Zelda, running at Trafalgar Studio 2 for a strictly limited season - 18 September to 4 October.

Posted on 3 September 2012

Cahoots Productions proudly presents the West End debut of Zelda, written and performed by Kelly Burke and directed by Robert F. Gross running at the Trafalgar Studios from 18 September to 4 October with press night on 19 September.

With Scott Fitzgerald having just come out of copyright, a wave of Gatsby adaptations and the re-emergence of the dropped waistline, there is no better time to celebrate the brilliant, intoxicating woman who started it all, Zelda Sayre.
 
Based on the letters and fiction of America’s first flapper, Zelda has previously had a sell-out run at the 2006 Edinburgh Fringe Festival.  Following runs at the Leicester Square and New End Theatres, Zelda ran site-specifically in a bedroom at the Charing Cross Hotel under the direction of Ché Walker.  
 
Kelly Burke was a finalist for the 2011 Off West End Award for Best Female Performer in Zelda at the Charing Cross Hotel.  Kelly’s stage credits include As You Like It for Jagged Fence Productions, The Sluts of Sutton Drive, Blue Surge and InWorld at Finborough Theatre, Marie and Bruce at the Royal Court Theatre as part of the Wallace Shawn Festival, Avocado at the Kings Head Theatre, Much Ado About Nothing at Bartlett Theater, New York, Agnes of God at the Federal Theater, Denver, and Inherit the Wind at the Bug Theatre, Denver.

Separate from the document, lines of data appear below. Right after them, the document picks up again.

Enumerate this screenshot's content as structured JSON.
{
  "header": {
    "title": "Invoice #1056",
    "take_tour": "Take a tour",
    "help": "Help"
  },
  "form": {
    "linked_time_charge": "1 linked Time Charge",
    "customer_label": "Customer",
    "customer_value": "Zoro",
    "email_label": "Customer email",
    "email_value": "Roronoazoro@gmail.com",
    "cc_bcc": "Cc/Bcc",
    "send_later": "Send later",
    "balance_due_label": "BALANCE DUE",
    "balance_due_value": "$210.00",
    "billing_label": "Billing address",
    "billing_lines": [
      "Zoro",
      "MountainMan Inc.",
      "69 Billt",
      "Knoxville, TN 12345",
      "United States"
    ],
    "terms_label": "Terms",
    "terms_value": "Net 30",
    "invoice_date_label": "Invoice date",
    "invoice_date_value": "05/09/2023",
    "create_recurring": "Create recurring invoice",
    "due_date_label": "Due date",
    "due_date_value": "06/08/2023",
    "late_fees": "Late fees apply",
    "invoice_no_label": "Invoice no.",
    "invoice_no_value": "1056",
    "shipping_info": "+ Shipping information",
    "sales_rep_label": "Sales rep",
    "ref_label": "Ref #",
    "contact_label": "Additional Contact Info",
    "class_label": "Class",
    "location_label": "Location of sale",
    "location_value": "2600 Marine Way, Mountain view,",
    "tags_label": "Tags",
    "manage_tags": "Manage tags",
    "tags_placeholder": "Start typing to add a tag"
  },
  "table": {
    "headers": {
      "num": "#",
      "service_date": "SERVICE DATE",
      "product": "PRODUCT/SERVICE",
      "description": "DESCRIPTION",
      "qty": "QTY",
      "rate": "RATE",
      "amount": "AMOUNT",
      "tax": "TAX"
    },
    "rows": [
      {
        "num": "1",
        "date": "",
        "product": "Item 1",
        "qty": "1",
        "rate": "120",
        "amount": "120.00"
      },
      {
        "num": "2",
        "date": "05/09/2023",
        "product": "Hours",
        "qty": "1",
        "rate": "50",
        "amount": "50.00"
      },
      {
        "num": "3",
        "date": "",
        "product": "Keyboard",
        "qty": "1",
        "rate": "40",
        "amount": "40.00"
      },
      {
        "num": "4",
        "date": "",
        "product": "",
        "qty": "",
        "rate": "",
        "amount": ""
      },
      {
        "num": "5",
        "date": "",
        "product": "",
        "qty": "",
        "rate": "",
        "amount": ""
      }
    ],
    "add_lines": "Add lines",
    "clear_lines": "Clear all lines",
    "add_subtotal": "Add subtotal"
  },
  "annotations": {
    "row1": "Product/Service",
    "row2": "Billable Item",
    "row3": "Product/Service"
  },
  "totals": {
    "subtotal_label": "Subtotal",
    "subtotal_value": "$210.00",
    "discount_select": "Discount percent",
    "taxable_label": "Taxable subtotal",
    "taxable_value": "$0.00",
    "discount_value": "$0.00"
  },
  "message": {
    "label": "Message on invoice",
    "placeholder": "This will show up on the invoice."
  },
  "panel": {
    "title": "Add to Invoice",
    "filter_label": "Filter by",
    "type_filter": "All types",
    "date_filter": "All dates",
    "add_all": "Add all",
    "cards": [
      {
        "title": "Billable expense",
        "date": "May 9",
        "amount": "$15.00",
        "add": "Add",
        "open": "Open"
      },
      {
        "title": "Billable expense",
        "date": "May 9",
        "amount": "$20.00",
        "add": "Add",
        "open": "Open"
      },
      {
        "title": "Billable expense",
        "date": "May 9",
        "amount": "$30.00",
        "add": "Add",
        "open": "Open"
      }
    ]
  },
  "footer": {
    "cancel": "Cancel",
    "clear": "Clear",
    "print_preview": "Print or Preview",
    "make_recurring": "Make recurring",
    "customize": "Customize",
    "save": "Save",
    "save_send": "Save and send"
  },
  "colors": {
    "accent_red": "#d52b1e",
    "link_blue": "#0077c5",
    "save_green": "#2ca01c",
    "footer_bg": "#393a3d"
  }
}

Her television credits include Doctors and 4Surfing.  Her radio credits include The Big Sleep, The Little Sister, and These Are The Times all for BBC Radio 4.  Other writing includes an adaptation of John Moncure March’s The Wild Party, which was performed at RADA and the short film Everything Before Us.  
 
Robert F. Gross’ directing credits include Zelda at the 2006 Edinburgh Fringe Festival, Vassa Zheleznova, Symphony of Rats, The Empire Builders, Absent Friends and over forty other productions as director of the Bartlett Theater, New York.  He has been dramaturg at Opera Memphis, Playmakers Repertory Company and American Theater Company, and Director of Theater at Hobart and William Smith Colleges.  As a playwright work includes Frankenstein, The Three Musketeers at the Indiana Repertory Theatre, Six Days’ Drive at the Contemporary Theatre of Syracuse, Casting Off (w. composer Howard Pollack) and Idiot Apocalypse (will premiere in April 2013).
 
Zelda Sayre was born in Montgomery, Alabama, where she met and captivated young lieutenant-turned-novelist F. Scott Fitzgerald.  They were married in 1920 and, between Scott’s rise to literary stardom and Zelda’s celebrity as “the original flapper” became the golden couple of New York, living in a progression of expensive hotels and endless parties.
 
In 1924, the Fitzgeralds moved to the French Riviera where they spent the rest of the 20’s mixing with the likes of Ernest Hemingway, Sarah and Gerald Murphy, Gertrude Stein and Dolly Wilde.  Scott’s progressive alcoholism and absorption in his work led Zelda to pursue her own writing.  She penned several successful articles and short stories for American magazines—which were nearly all published under Scott’s name in order to draw in money to offset their growing debts.
 
At the age of twenty-seven, Zelda decided to train as a ballerina.  She threw herself obsessively into the work and within two years was offered a professional debut with the San Carlos Opera in Naples.  She turned it down, and suffered a schizophrenic breakdown for which she was hospitalised in 1930. 
 
While in Phipps Clinic, Maryland, Zelda wrote the shockingly vibrant novel, Save Me the Waltz, which covered the same autobiographical territory as Scott’s work-in-progress, Tender is the Night—a work he had spent seven years unable to complete.  Feeling that their shared experiences were exclusively his creative property, Scott was outraged.  In a meeting with Zelda’s doctor and a stenographer, it was decided that Zelda be banned from writing any more sustained fiction.  Save Me the Waltz was published after only cursory editing, and the $120 it made was set against their debts.  
 
Zelda turned to painting and religion.  Scott moved to California, where he died of a heart attack in 1940, and Zelda spent the next several years moving between her mother’s house in Montgomery and Highland Hospital in Asheville, North Carolina.
 
On 11 March, 1948, Highland caught fire.  Nine inmates died, including Zelda, who was locked into a room on the top floor.  According to legend, her body could only be identified by the charred slipper found underneath it.  She was buried with Scott in the Rockville Union Cemetery in Maryland.